You see the logic in that? I agree that in mostly passionate circumstances the murderer will not consider much of anything at all, other than their intent at the moment. But is that logic? People lack reason during crimes of passion. Amirite?

Does it matter whether or not it's "logic"? These are still the same people committing the crimes whether or not they are coherent and taking the consequences into consideration.

Will you not answer about the general extension of the logic that consequences are a deterrent? Do you think I am utterly wrong to expect some correlation?

I don't think this is a worthwhile point. Of course some people will be deterred by the death penalty, but evidence suggests that on a macro level its deterrence element is virtually nonexistent. I hardly see why a correlation would logically be expected.

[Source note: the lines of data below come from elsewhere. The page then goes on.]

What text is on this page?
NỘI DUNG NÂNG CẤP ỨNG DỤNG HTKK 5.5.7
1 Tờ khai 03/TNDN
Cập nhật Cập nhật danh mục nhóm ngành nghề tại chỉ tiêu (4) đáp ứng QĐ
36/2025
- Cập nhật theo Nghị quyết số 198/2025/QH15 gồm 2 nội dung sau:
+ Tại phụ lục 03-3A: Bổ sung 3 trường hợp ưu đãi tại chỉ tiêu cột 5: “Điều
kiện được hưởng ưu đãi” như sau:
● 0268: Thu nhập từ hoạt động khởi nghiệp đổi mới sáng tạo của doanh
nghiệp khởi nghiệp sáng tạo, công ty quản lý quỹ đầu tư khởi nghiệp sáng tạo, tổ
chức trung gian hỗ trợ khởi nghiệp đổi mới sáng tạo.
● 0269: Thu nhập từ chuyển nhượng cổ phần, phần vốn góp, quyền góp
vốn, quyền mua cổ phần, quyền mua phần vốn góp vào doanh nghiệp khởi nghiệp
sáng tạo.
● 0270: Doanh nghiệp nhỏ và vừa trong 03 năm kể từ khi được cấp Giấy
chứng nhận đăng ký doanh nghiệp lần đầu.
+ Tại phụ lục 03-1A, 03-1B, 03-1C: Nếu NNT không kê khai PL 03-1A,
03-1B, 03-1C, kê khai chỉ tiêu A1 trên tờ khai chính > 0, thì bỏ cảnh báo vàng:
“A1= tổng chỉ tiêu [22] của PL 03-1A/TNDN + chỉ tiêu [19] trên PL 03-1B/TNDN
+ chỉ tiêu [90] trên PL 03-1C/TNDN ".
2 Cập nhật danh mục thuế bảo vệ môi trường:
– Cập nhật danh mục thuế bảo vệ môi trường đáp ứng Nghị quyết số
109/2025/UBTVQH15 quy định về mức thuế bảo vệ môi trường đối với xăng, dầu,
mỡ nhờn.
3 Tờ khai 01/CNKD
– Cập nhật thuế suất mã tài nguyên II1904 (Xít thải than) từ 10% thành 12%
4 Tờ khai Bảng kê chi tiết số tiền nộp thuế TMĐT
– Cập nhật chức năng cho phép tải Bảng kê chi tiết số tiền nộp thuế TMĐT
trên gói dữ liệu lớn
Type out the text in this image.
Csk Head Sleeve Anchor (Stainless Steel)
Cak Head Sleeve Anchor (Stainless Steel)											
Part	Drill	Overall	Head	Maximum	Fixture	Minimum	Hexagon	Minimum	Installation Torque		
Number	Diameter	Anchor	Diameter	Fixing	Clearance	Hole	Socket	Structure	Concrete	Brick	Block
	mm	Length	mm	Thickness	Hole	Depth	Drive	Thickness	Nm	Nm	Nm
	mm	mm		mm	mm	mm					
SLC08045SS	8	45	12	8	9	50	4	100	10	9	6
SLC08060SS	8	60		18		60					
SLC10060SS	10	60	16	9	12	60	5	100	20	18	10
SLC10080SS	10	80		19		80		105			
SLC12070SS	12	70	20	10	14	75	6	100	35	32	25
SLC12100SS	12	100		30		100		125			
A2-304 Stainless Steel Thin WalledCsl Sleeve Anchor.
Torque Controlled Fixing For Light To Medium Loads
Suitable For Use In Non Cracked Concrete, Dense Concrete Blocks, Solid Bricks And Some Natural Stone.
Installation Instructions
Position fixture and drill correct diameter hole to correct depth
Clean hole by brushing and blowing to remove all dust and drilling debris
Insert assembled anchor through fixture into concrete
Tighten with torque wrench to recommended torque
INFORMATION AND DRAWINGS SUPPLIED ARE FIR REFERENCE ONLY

So you're saying, by extension, that life in prison is a bigger deterrent to crimes which warrant the death penalty, right?

No.

That is exactly where that logic lands us, correct?

No.

Because if there was no correlation at all, we would be able to assume that the consequence is not a factor. So then, my logic holds up and it appears that while people consider committing murder some of them DO think about the consequences, and life in prison is less desirable than death.

There are no broad generalizations that can possibly be made given the evidence that we have. The fact of the matter is that some people are less likely to commit a crime for one reason, some for another. But based on the evidence that we have, no severe punishment by itself and in itself is a significant deterrent to crime.